The Mohicans were an Eastern Algonquian Native American tribe that was Algonquian-speaking. As part of the Eastern Algonquian family of tribes, they are related to the abutting Lenape, who occupied territory to the south as far as the Atlantic coast. The Mohicans occupied the upper tidal Hudson River Valley, including the confluence of the Mohawk River (where present-day Albany, New York, developed) and into western New England centered on the upper Housatonic watershed. After 1680, due to conflicts with the Mohawk during the Beaver Wars, many were driven southeastward across the present-day Massachusetts western border and the Taconic Mountains to Berkshire County around Stockbridge, Massachusetts.
Since the forcible relocation of American Indian populations to reservations in the American West during the 1830s, most descendants of the Mohicans are located in Shawano County, Wisconsin. Decades later they eventually formed the federally recognized Stockbridge-Munsee Community with registered members of the Munsee people and have a 22,000-acre reservation.
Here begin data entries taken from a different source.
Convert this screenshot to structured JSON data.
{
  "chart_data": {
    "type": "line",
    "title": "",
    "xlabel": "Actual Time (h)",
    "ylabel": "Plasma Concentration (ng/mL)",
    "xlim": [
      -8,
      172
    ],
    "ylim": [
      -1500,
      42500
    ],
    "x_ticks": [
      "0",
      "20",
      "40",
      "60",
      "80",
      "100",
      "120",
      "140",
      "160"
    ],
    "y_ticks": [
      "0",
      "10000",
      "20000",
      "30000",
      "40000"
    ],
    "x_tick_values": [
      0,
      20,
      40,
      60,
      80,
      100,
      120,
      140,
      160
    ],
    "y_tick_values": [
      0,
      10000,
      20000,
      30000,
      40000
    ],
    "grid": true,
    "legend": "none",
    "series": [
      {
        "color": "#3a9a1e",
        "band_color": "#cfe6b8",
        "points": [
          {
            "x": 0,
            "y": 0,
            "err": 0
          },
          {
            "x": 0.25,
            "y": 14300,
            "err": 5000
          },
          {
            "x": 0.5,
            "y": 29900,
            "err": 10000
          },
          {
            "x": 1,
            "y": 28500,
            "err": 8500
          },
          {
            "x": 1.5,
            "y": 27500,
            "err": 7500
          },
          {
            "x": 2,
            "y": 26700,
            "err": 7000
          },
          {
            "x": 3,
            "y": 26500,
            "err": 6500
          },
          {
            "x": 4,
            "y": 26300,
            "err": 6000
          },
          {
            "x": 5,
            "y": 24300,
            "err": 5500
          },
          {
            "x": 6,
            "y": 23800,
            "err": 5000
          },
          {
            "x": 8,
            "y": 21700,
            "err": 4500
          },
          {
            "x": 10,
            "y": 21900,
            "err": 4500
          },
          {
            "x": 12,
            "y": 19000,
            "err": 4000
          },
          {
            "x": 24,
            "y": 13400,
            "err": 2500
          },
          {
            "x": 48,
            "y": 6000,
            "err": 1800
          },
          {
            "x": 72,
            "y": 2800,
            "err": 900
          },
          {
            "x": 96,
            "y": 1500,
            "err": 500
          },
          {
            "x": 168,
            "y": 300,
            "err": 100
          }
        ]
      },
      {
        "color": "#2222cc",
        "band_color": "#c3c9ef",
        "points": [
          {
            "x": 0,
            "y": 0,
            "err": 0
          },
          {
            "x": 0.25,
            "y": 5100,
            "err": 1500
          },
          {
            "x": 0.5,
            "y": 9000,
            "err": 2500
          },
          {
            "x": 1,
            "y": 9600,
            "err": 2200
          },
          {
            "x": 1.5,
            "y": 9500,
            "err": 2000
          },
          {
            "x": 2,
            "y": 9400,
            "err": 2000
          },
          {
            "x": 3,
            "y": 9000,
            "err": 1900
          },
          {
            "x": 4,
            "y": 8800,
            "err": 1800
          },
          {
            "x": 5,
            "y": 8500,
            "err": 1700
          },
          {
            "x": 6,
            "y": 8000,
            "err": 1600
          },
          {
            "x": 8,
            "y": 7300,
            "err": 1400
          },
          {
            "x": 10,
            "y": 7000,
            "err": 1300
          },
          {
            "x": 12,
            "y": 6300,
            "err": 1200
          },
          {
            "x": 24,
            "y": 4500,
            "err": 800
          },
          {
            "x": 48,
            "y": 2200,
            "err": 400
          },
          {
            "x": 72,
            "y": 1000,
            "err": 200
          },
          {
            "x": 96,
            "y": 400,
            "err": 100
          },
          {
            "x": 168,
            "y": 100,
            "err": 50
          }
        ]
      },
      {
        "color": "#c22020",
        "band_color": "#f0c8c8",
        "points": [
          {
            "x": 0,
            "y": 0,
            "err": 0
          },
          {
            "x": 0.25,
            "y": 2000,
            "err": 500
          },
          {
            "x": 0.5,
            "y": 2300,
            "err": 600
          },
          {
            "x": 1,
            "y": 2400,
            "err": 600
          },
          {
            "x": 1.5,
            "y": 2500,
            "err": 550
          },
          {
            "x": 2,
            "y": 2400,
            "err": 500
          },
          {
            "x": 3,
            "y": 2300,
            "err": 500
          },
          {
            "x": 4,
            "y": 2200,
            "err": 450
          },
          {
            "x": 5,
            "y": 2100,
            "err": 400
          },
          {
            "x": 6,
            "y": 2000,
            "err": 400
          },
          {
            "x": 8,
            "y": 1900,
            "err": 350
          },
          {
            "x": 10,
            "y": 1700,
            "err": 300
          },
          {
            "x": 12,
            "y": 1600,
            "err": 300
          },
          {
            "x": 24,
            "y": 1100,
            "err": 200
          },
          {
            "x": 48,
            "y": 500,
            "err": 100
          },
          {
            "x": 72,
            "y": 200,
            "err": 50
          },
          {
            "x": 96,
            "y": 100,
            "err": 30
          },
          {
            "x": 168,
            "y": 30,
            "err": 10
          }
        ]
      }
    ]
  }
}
Following the disruption of the American Revolutionary War, most of the Mohican descendants first migrated westward to join the Iroquois Oneida on their reservation in central New York. The Oneida gave them about 22,000 acres for their use. After more than two decades, in the 1820s and 1830s, the Oneida and the Stockbridge moved again, pressured to relocate to northeastern Wisconsin under the federal Indian Removal program. A group of Mohicans also migrated to Canada to live with Iroquois Six Nations.